El estallido de la Guerra Civil encontró a Camilo José Cela en Madrid, publicando, de hecho, su primer libro de versos, Pisando la dudosa luz del día. Herido en el frente -formaba parte del Ejército Nacional- es hospitalizado. Cuando la guerra acaba, se refugia en Orense, en casa de su tío Pedro Crespo en Los Mesones del Reino. De su etapa de soldado nacional apenas queda un puñado de fotografías junto a algunos compañeros.
él es el más espigado de todos, y, por las caras, si les quitasen los uniformes y les pusiesen a los pies una pelota, tendrían la misma idea de lo que van a hacer y de por qué.

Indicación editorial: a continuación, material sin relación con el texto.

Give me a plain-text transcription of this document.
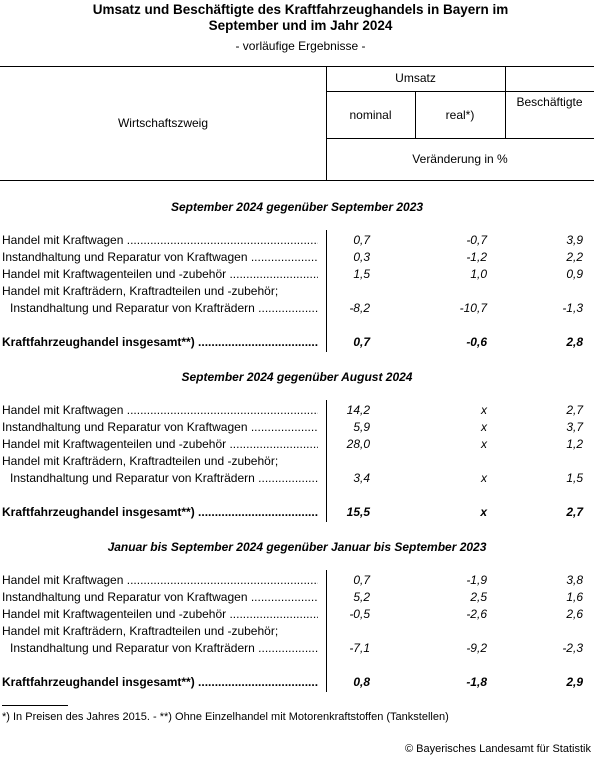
Umsatz und Beschäftigte des Kraftfahrzeughandels in Bayern im
September und im Jahr 2024
- vorläufige Ergebnisse -
Wirtschaftszweig
Umsatz
nominal	real*)
Beschäftigte
Veränderung in %
September 2024 gegenüber September 2023
Handel mit Kraftwagen .....	0,7	-0,7	3,9
Instandhaltung und Reparatur von Kraftwagen .....	0,3	-1,2	2,2
Handel mit Kraftwagenteilen und -zubehör .....	1,5	1,0	0,9
Handel mit Krafträdern, Kraftradteilen und -zubehör;
Instandhaltung und Reparatur von Krafträdern .....	-8,2	-10,7	-1,3
Kraftfahrzeughandel insgesamt**) .....	0,7	-0,6	2,8
September 2024 gegenüber August 2024
Handel mit Kraftwagen .....	14,2	x	2,7
Instandhaltung und Reparatur von Kraftwagen .....	5,9	x	3,7
Handel mit Kraftwagenteilen und -zubehör .....	28,0	x	1,2
Handel mit Krafträdern, Kraftradteilen und -zubehör;
Instandhaltung und Reparatur von Krafträdern .....	3,4	x	1,5
Kraftfahrzeughandel insgesamt**) .....	15,5	x	2,7
Januar bis September 2024 gegenüber Januar bis September 2023
Handel mit Kraftwagen .....	0,7	-1,9	3,8
Instandhaltung und Reparatur von Kraftwagen .....	5,2	2,5	1,6
Handel mit Kraftwagenteilen und -zubehör .....	-0,5	-2,6	2,6
Handel mit Krafträdern, Kraftradteilen und -zubehör;
Instandhaltung und Reparatur von Krafträdern .....	-7,1	-9,2	-2,3
Kraftfahrzeughandel insgesamt**) .....	0,8	-1,8	2,9
*) In Preisen des Jahres 2015. - **) Ohne Einzelhandel mit Motorenkraftstoffen (Tankstellen)
© Bayerisches Landesamt für Statistik
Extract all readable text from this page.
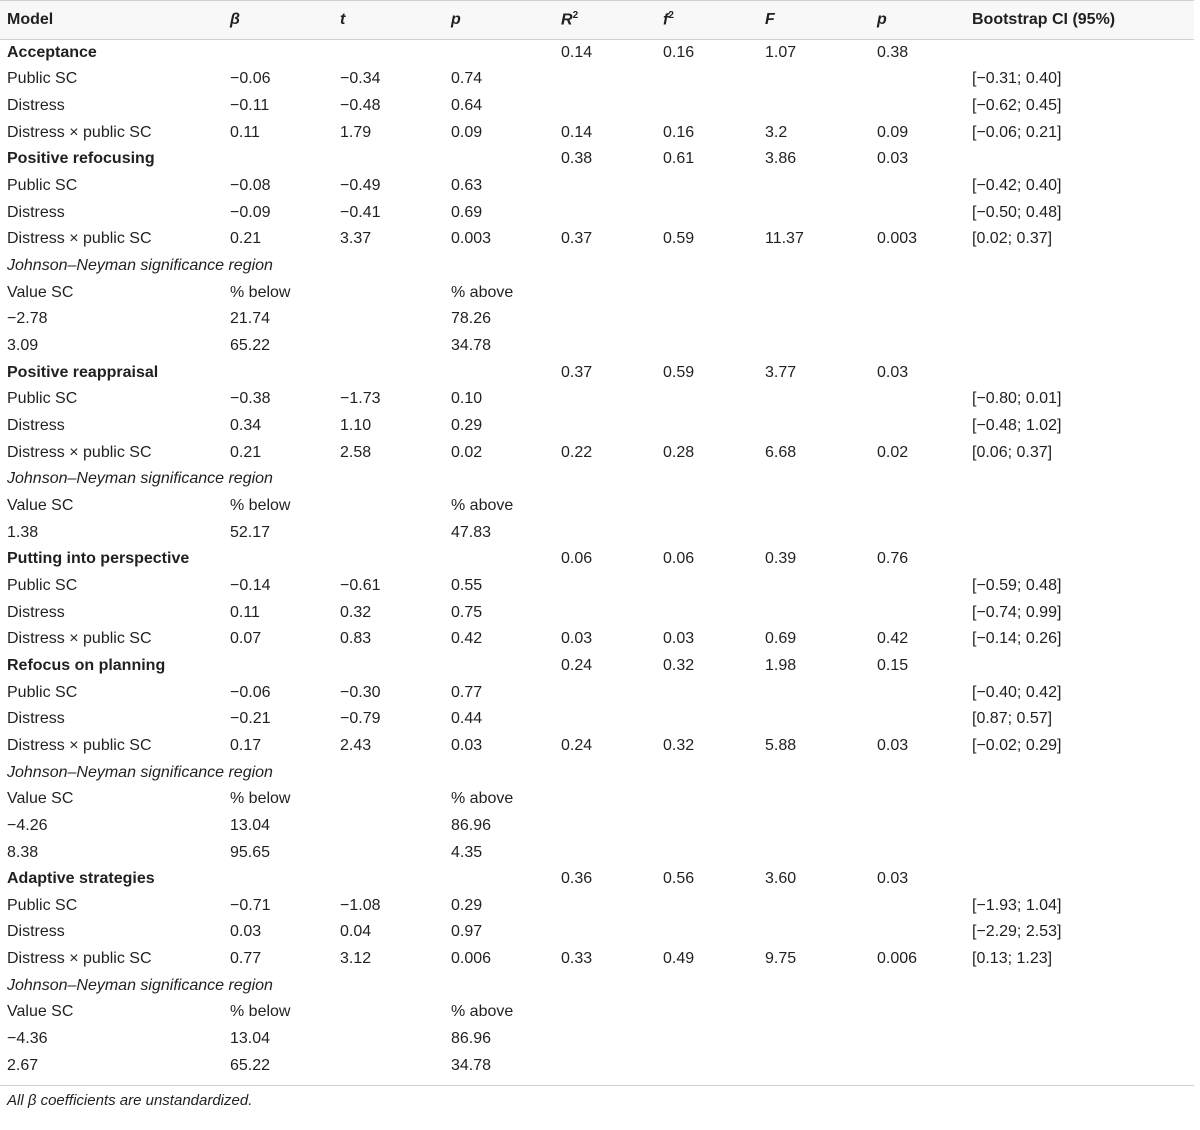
Model	β	t	p	$R^2$	$f^2$	F	p	Bootstrap CI (95%)
Acceptance				0.14	0.16	1.07	0.38	
Public SC	−0.06	−0.34	0.74					[−0.31; 0.40]
Distress	−0.11	−0.48	0.64					[−0.62; 0.45]
Distress × public SC	0.11	1.79	0.09	0.14	0.16	3.2	0.09	[−0.06; 0.21]
Positive refocusing				0.38	0.61	3.86	0.03	
Public SC	−0.08	−0.49	0.63					[−0.42; 0.40]
Distress	−0.09	−0.41	0.69					[−0.50; 0.48]
Distress × public SC	0.21	3.37	0.003	0.37	0.59	11.37	0.003	[0.02; 0.37]
Johnson–Neyman significance region								
Value SC	% below		% above					
−2.78	21.74		78.26					
3.09	65.22		34.78					
Positive reappraisal				0.37	0.59	3.77	0.03	
Public SC	−0.38	−1.73	0.10					[−0.80; 0.01]
Distress	0.34	1.10	0.29					[−0.48; 1.02]
Distress × public SC	0.21	2.58	0.02	0.22	0.28	6.68	0.02	[0.06; 0.37]
Johnson–Neyman significance region								
Value SC	% below		% above					
1.38	52.17		47.83					
Putting into perspective				0.06	0.06	0.39	0.76	
Public SC	−0.14	−0.61	0.55					[−0.59; 0.48]
Distress	0.11	0.32	0.75					[−0.74; 0.99]
Distress × public SC	0.07	0.83	0.42	0.03	0.03	0.69	0.42	[−0.14; 0.26]
Refocus on planning				0.24	0.32	1.98	0.15	
Public SC	−0.06	−0.30	0.77					[−0.40; 0.42]
Distress	−0.21	−0.79	0.44					[0.87; 0.57]
Distress × public SC	0.17	2.43	0.03	0.24	0.32	5.88	0.03	[−0.02; 0.29]
Johnson–Neyman significance region								
Value SC	% below		% above					
−4.26	13.04		86.96					
8.38	95.65		4.35					
Adaptive strategies				0.36	0.56	3.60	0.03	
Public SC	−0.71	−1.08	0.29					[−1.93; 1.04]
Distress	0.03	0.04	0.97					[−2.29; 2.53]
Distress × public SC	0.77	3.12	0.006	0.33	0.49	9.75	0.006	[0.13; 1.23]
Johnson–Neyman significance region								
Value SC	% below		% above					
−4.36	13.04		86.96					
2.67	65.22		34.78					
All β coefficients are unstandardized.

Cartas cruzadas con la censura
En 1940 Cela frecuentaba ya las tertulias del Gijón, e iba leyendo a sus amigos, no sabemos si de alguno de los manuscritos que se conservan en esta casa, fragmentos de la novela en la que estaba trabajando entonces: La familia de Pascual Duarte. Nada quedó de la cara que pondrían Víctor Ruiz Iriarte, Federico Muelas, Enrique Azcoaga y Luis Galve al oír la historia de aquel hombre que no era malo, pero tenía sobrados motivos para serlo.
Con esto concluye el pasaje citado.